Additional Examples of One Person having a Right in Another Person's Land
owner's use of surface owner's land
consider the situation where one person owns the surface rights to land
and another person owns the mineral rights (that is, the ownership of
the mineral rights has been separated or severed from the ownership of
the surface). What legal authority does the owner of the severed mineral
rights have to enter onto the land to explore for or develop the minerals?
Is the surface owner entitled to be compensated for disruptions or damages
caused by the exploration or development of the severed mineral rights?

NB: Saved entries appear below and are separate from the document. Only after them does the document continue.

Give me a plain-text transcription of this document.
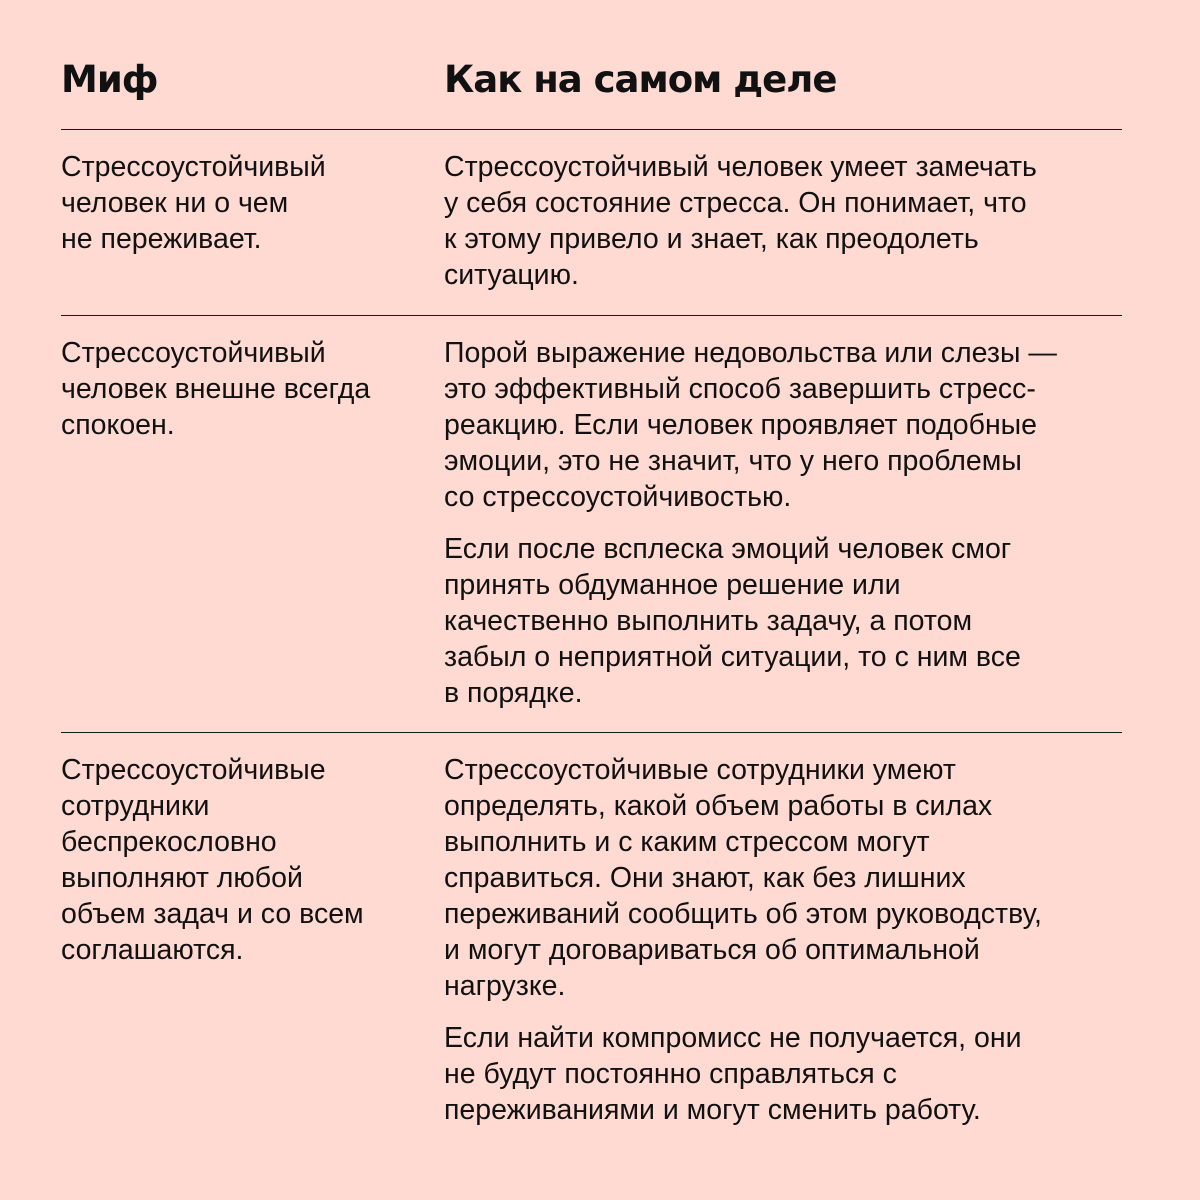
Миф	Как на самом деле
Стрессоустойчивый
человек ни о чем
не переживает.

Стрессоустойчивый человек умеет замечать
у себя состояние стресса. Он понимает, что
к этому привело и знает, как преодолеть
ситуацию.

Стрессоустойчивый
человек внешне всегда
спокоен.

Порой выражение недовольства или слезы —
это эффективный способ завершить стресс-
реакцию. Если человек проявляет подобные
эмоции, это не значит, что у него проблемы
со стрессоустойчивостью.

Если после всплеска эмоций человек смог
принять обдуманное решение или
качественно выполнить задачу, а потом
забыл о неприятной ситуации, то с ним все
в порядке.

Стрессоустойчивые
сотрудники
беспрекословно
выполняют любой
объем задач и со всем
соглашаются.

Стрессоустойчивые сотрудники умеют
определять, какой объем работы в силах
выполнить и с каким стрессом могут
справиться. Они знают, как без лишних
переживаний сообщить об этом руководству,
и могут договариваться об оптимальной
нагрузке.

Если найти компромисс не получается, они
не будут постоянно справляться с
переживаниями и могут сменить работу.
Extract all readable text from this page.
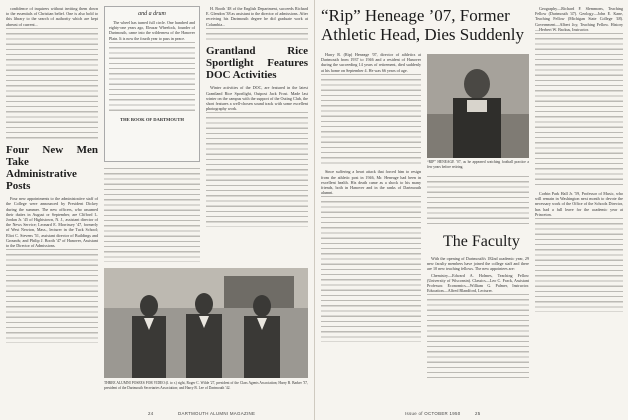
confidence of inquirers without inviting them down to the essentials of Christian belief. One is also bold to this library to the search of authority which are kept abreast of current...

Four New Men Take Administrative Posts

Four new appointments to the administrative staff of the College were announced by President Dickey during the summer. The new officers, who assumed their duties in August or September, are Clifford L. Jordan Jr. '45 of Hightstown, N. J., assistant director of the News Service; Leonard E. Morrissey '47, formerly of West Newton, Mass., lecturer in the Tuck School; Eliot C. Stevens '51, assistant director of Buildings and Grounds; and Philip J. Booth '47 of Hanover, Assistant to the Director of Admissions.

and a drum

The wheel has turned full circle. One hundred and eighty-one years ago, Eleazar Wheelock, founder of Dartmouth, came into the wilderness of the Hanover Plain. It is now the fourth year to pass in peace.

THE BOOK OF DARTMOUTH

H. Booth '48 of the English Department, succeeds Richard E. Glendon '38 as assistant to the director of admissions. After receiving his Dartmouth degree he did graduate work at Columbia...

Grantland Rice Sportlight Features DOC Activities

Winter activities of the DOC, are featured in the latest Grantland Rice Sportlight, Outpost Jack Frost. Made last winter on the campus with the support of the Outing Club, the short features a well-chosen sound track with some excellent photography work.

THREE ALUMNI POSEES FOR VIDEO:(l. to r.) right, Roger C. Wilde '27, president of the Class Agents Association; Harry B. Barker '37, president of the Dartmouth Secretaries Association; and Harry B. Lee of Dartmouth '42.
24	DARTMOUTH ALUMNI MAGAZINE
“Rip” Heneage ’07, Former Athletic Head, Dies Suddenly

Harry R. (Rip) Heneage '07, director of athletics at Dartmouth from 1937 to 1946 and a resident of Hanover during the succeeding 14 years of retirement, died suddenly at his home on September 4. He was 66 years of age.

Since suffering a heart attack that forced him to resign from the athletic post in 1946, Mr. Heneage had been in excellent health. His death came as a shock to his many friends, both in Hanover and in the ranks of Dartmouth alumni.

“RIP” HENEAGE ’07, as he appeared watching football practice a few years before retiring.
The Faculty

With the opening of Dartmouth's 182nd academic year, 29 new faculty members have joined the college staff and there are 10 new teaching fellows. The new appointees are:

Chemistry—Edward A. Holmes, Teaching Fellow (University of Wisconsin). Classics—Leo C. Frack, Assistant Professor. Economics—William G. Palmer, Instructor. Education—Alfred Blandford, Lecturer.

Geography—Richard F. Slemmons, Teaching Fellow (Dartmouth '47). Geology—John E. Kane, Teaching Fellow (Michigan State College '48). Government—Albert Joy, Teaching Fellow. History—Herbert W. Backus, Instructor.

Corbin Park Hall Jr. '59, Professor of Music, who will remain in Washington next month to devote the necessary work of the Office of the Schools Director, has had a full leave for the academic year at Princeton.

Issue of OCTOBER 1950	25
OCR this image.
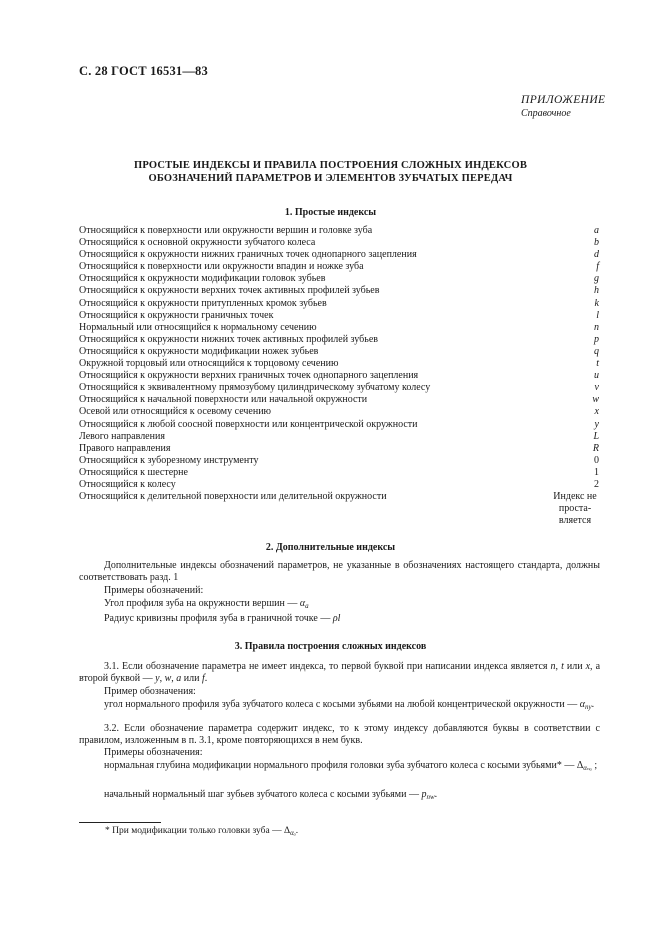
С. 28 ГОСТ 16531—83
ПРИЛОЖЕНИЕ
Справочное
ПРОСТЫЕ ИНДЕКСЫ И ПРАВИЛА ПОСТРОЕНИЯ СЛОЖНЫХ ИНДЕКСОВ
ОБОЗНАЧЕНИЙ ПАРАМЕТРОВ И ЭЛЕМЕНТОВ ЗУБЧАТЫХ ПЕРЕДАЧ
1. Простые индексы
Относящийся к поверхности или окружности вершин и головке зуба	a
Относящийся к основной окружности зубчатого колеса	b
Относящийся к окружности нижних граничных точек однопарного зацепления	d
Относящийся к поверхности или окружности впадин и ножке зуба	f
Относящийся к окружности модификации головок зубьев	g
Относящийся к окружности верхних точек активных профилей зубьев	h
Относящийся к окружности притупленных кромок зубьев	k
Относящийся к окружности граничных точек	l
Нормальный или относящийся к нормальному сечению	n
Относящийся к окружности нижних точек активных профилей зубьев	p
Относящийся к окружности модификации ножек зубьев	q
Окружной торцовый или относящийся к торцовому сечению	t
Относящийся к окружности верхних граничных точек однопарного зацепления	u
Относящийся к эквивалентному прямозубому цилиндрическому зубчатому колесу	v
Относящийся к начальной поверхности или начальной окружности	w
Осевой или относящийся к осевому сечению	x
Относящийся к любой соосной поверхности или концентрической окружности	y
Левого направления	L
Правого направления	R
Относящийся к зуборезному инструменту	0
Относящийся к шестерне	1
Относящийся к колесу	2
Относящийся к делительной поверхности или делительной окружности	Индекс не
проста-
вляется
2. Дополнительные индексы

Дополнительные индексы обозначений параметров, не указанные в обозначениях настоящего стандарта, должны соответствовать разд. 1

Примеры обозначений:

Угол профиля зуба на окружности вершин — $\alpha_a$

Радиус кривизны профиля зуба в граничной точке — ρl

3. Правила построения сложных индексов

3.1. Если обозначение параметра не имеет индекса, то первой буквой при написании индекса является n, t или x, а второй буквой — y, w, a или f.

Пример обозначения:

угол нормального профиля зуба зубчатого колеса с косыми зубьями на любой концентрической окружности — $\alpha_{ny}$.

3.2. Если обозначение параметра содержит индекс, то к этому индексу добавляются буквы в соответствии с правилом, изложенным в п. 3.1, кроме повторяющихся в нем букв.

Примеры обозначения:

нормальная глубина модификации нормального профиля головки зуба зубчатого колеса с косыми зубьями* — $\Delta_{\alpha_{na}}$ ;

начальный нормальный шаг зубьев зубчатого колеса с косыми зубьями — $p_{nw}$.

* При модификации только головки зуба — $\Delta_{\alpha_a}$.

See N.D.C.C. 38-18.
Mortgage (a lien against the land)
Another common situtation wherein someone holds "a stick in the bundle of rights" in property owned by someone else is a mortgage (or more generally referred to as a lien against the land). In these situations, the property owner has likely borrowed cash from a lender (such as a bank), and in exchange has promised to repay the loan (with interest), plus provide the lender the legal right to seize the property if the loan is not repaid. This legal right to seize the property is often referred to as a mortgage or a lien; this legal right can also be considered "a stick in the bundle" entitling the lender to seize the land if the debt is not repaid according to the terms of the loan agreement (or note).
A mortgage is another example of someone other than the property owner holding a stick in the bundle of property rights.
Summary of Key Points
This page introduced easements and profits, licences, and several other examples of one person having a right ("stick in the bundle") in another person's land. Review:
- The concept of a "limited use" of someone else's property.
- Easement/profit as stick in the "bundle of rights."